7 thoughts on “Serving Private Content Through CloudFront Using Signed Cookies

  1. Dear Markus,

    I’ve followed your instructions but I’m not able to have it working.
    Currently I’ve my server with Nginx and a self-signed certificate. Here CloudFront won’t connect via HTTPS no matter what.
    If I switch back to plain HTTP it connects but the cookies that I got are not supposed to work with CloudFront as an authentication (if you were wondering: they don’t).
    So I stuck with an HTTPS that is not connecting and an HTTP that doesn’t work.
    Can you please give me any advice, please?

    Thank you

    Luca

    Reply
    • Way too late, a mis-configured spam filter swallowed/hid this an other comments.

      In my example code I am setting the cookies with the ‘secure’ flag, but I would have thought that should only affect the connection between browser and CloudFront Therefore, even thought that would be bad practise, I would think that you can set up CloudFront to use http and still use https towards the browser.

      Regarding self-signed certificate, I remember reading in the CloudFront documentation that self-signed certificates will not work with CloudFront.

      Reply
  2. Pingback: AWS Cloudfront SetCookie in PHP - DexPage

  3. How you made to forward request to other server to execute php file form CF, will you please provide that info?

    Very useful blog. 🙂

    Reply
    • Same as with other comments, I missed yours until two days ago.

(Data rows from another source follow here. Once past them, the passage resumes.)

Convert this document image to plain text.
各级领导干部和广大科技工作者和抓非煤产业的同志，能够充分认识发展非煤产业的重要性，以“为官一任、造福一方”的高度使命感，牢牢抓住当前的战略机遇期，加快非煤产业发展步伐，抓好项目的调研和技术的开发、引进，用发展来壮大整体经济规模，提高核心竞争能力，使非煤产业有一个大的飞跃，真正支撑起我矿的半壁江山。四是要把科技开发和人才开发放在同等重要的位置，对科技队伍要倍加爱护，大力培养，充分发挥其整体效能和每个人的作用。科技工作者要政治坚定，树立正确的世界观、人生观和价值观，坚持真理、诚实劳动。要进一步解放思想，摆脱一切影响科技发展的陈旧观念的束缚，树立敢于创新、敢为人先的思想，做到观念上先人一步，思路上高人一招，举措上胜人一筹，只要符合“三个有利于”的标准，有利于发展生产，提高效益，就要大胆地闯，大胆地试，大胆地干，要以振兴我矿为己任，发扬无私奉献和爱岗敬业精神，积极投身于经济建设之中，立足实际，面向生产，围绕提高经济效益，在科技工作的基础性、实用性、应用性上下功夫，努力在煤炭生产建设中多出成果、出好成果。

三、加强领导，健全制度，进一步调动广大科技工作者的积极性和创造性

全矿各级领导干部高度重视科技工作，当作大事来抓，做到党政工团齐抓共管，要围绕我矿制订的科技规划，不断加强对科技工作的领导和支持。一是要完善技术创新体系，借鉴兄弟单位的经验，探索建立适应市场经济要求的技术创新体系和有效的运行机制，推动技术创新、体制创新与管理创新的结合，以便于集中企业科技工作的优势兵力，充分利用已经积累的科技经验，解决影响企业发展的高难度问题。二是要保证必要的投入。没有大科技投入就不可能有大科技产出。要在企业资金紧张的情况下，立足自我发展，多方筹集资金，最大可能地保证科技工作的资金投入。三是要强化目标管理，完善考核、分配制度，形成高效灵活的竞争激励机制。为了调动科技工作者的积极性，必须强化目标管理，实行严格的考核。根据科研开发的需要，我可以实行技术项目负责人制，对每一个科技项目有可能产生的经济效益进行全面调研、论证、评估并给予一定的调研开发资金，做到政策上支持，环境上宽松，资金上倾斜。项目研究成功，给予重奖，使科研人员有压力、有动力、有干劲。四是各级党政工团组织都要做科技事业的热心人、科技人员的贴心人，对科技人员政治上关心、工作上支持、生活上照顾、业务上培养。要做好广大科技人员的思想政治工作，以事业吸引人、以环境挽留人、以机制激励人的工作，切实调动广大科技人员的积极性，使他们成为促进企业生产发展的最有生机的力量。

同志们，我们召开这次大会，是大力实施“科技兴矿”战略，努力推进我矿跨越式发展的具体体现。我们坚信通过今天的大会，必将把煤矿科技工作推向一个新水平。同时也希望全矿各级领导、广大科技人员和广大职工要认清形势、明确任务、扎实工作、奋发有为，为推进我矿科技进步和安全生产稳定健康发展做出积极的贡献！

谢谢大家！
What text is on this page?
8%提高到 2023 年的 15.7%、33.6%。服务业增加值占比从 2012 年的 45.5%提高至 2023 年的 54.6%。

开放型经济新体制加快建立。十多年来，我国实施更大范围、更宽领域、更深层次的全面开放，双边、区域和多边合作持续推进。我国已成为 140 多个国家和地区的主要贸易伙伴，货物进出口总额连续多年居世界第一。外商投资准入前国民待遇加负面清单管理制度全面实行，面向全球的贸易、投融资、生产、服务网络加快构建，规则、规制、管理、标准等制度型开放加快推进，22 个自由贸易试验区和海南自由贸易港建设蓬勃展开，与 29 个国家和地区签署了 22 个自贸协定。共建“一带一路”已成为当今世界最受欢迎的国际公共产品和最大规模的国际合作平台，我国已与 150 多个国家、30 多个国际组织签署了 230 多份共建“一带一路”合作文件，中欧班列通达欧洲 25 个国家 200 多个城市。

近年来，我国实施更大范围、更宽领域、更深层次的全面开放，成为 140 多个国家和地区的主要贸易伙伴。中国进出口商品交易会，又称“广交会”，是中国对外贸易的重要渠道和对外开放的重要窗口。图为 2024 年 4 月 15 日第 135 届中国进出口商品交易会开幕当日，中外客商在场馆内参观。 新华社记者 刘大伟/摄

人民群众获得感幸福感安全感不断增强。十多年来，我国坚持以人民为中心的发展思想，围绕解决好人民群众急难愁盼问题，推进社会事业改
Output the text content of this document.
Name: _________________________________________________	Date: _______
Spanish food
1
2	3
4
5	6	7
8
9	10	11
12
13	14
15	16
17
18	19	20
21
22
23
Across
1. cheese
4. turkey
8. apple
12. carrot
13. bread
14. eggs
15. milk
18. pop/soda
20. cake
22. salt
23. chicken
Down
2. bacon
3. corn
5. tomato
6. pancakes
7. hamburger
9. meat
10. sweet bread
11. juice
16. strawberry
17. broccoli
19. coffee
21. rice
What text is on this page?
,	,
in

      On my server I have a rule that whenever a (browser) request accesses anything under a gallery context (e.g. gallery/2013/MyGreatTripToMars/gallery.xml gallery/2013/MyGreatTripToMars/ or gallery/2013/MyGreatTripToMars/index.html) I do an authentication dance and afterwards I return an html which also includes a script reference to a the cookie setter like e.g. so:

      <script type="text/javascript" src="//dsmxmpl.cloudfront.net/lib/CloudFrontSignedCookieHelper.php?v=sessionId></script>
      

      The CloudFront uis set up to never cache this request and forwards that to my server. My server makes sure that the request is authenticated and sets CloudFront cookies and returns an empty response. CloudFront returns the whole things response and headers to the browser and the response cookie looks as if it comes from CloudFront (since they are coming from CF)

      Reply
  4. Thanks for this article, it sure helped me. I’m now using a slightly different approach with the official AWS SDK for PHP, see my blog post “Using CloudFront Signed Cookies with the AWS SDK for PHP” 1.